Nothing about this approach will shock fans of the Friedbergers' main band, but the simple, human scale of it as opposed to Fiery Furnaces' love of arcana, opacity, and obscure early-twentieth-century history feels new, and remarkably affecting. Same goes for the music, which steers well clear of any knottiness. Almost everything about Friedberger's style (the voice, the unchanging haircut, the penchant for high-waisted pants) seems to strand her forever in a medium-hip version of 1978, and Last Summer offers up the kind of breezy singer-songwriter pop-rock you might have heard on car radios or New York rooftops back then: strutting pianos, acoustic guitars, mildly funky clavinet on the terrific "Roosevelt Island." The mellow-gold saxophone lines tend to be the best parts.
There's something slightly rare about all this, and I think it's the sound of an indie record whose ambitions revolve around the human-size details of life rather than the grand gestures of style. The album's closing track, "Early Earthquake," sounds like a sweet response to a love song written about Friedberger herself: Franz Ferdinand's "Eleanor Put Your Boots On." There's a modest, open quality to that singing lines like "my heart's trembling just for you," replying to love letters in public and it's spread across the whole record.

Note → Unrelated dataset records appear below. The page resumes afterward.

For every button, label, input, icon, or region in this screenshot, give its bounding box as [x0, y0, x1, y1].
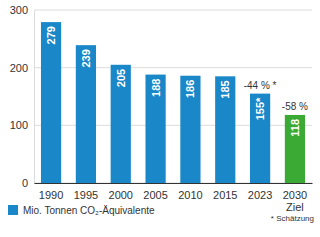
x-tick: 1995 [74, 183, 98, 201]
data-label: 155* [254, 97, 266, 120]
legend-swatch [8, 205, 18, 215]
bar [285, 115, 305, 183]
y-tick: 100 [10, 119, 34, 131]
x-tick: 2000 [109, 183, 133, 201]
x-tick-label: 2000 [109, 189, 133, 201]
grid-line [34, 67, 312, 68]
data-label: 239 [80, 49, 92, 67]
bar [250, 94, 270, 183]
y-tick-label: 100 [10, 119, 28, 131]
x-tick-label: 2023 [248, 189, 272, 201]
annotation: -58 % [282, 101, 308, 112]
annotation: -44 % * [244, 80, 277, 91]
y-tick: 200 [10, 62, 34, 74]
bar [180, 76, 200, 183]
bar [215, 76, 235, 183]
x-tick: 2015 [213, 183, 237, 201]
chart: 0 100 200 300 1990 1995 2000 2005 2010 2015 2023 20… [0, 0, 320, 237]
data-label: 185 [219, 80, 231, 98]
y-tick-label: 200 [10, 62, 28, 74]
bar [111, 65, 131, 183]
bar [145, 75, 165, 183]
x-tick: 2005 [143, 183, 167, 201]
bar [76, 45, 96, 183]
grid-line [34, 183, 312, 184]
grid-line [34, 10, 312, 11]
x-tick-label: 2010 [178, 189, 202, 201]
legend-label: Mio. Tonnen CO₂-Äquivalente [23, 205, 155, 216]
bar [41, 22, 61, 183]
x-tick-label: 2030Ziel [283, 189, 307, 214]
bars [41, 22, 305, 183]
x-tick-label: 2015 [213, 189, 237, 201]
x-tick: 2010 [178, 183, 202, 201]
x-tick: 2030Ziel [283, 183, 307, 213]
y-axis-line [34, 11, 35, 184]
grid [34, 10, 312, 183]
x-axis-line [35, 183, 313, 184]
data-label: 205 [115, 69, 127, 87]
data-label: 118 [289, 119, 301, 137]
x-tick-label: 2005 [143, 189, 167, 201]
x-tick-label: 1990 [39, 189, 63, 201]
x-tick: 2023 [248, 183, 272, 201]
legend: Mio. Tonnen CO₂-Äquivalente [8, 205, 155, 216]
y-tick: 0 [22, 177, 34, 189]
data-label: 188 [150, 79, 162, 97]
x-tick: 1990 [39, 183, 63, 201]
x-tick-label: 1995 [74, 189, 98, 201]
data-label: 279 [45, 26, 57, 44]
y-tick-label: 0 [22, 177, 28, 189]
footnote: * Schätzung [271, 214, 314, 223]
annotations: -44 % * -58 % [244, 80, 308, 112]
y-tick-label: 300 [10, 4, 28, 16]
grid-line [34, 125, 312, 126]
y-tick: 300 [10, 4, 34, 16]
data-labels: 279 239 205 188 186 185 155* 118 [45, 26, 301, 137]
data-label: 186 [184, 80, 196, 98]
plot: 0 100 200 300 1990 1995 2000 2005 2010 2015 2023 20… [10, 4, 313, 213]
y-axis: 0 100 200 300 [10, 4, 35, 189]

In contrast, the albums Matthew Friedberger is releasing this year sound, for the most part, like fans-only woodshedding, technical research that may or may not inform any pop music he writes later on. (The record he recorded on harp, Old Regimes, is filled with terrifically muzzy, overdriven sounds, and the guitar installment, Meet Me in Marimas, contains some nice turns into rickety, DIY rock.) But the records are filled with opaque gestures and lyrics borrowed from as far afield as the Elizabethan era; listening to them is a little like being invited into the home of a person who collects strange things and is a little too awkward to have a good conversation with. Put them together with Last Summer, and you may wind up with a very clear sense of how much the appeal of Fiery Furnaces revolves around the woman putting a face, a voice, and a sense of humanity into all those raw ideas. Given the number of Fiery Furnaces fans who are more interested in the feel of their pop songs than the elaborate concepts and prog-rock breakdowns that surround them, this realization might turn out to be pretty significant.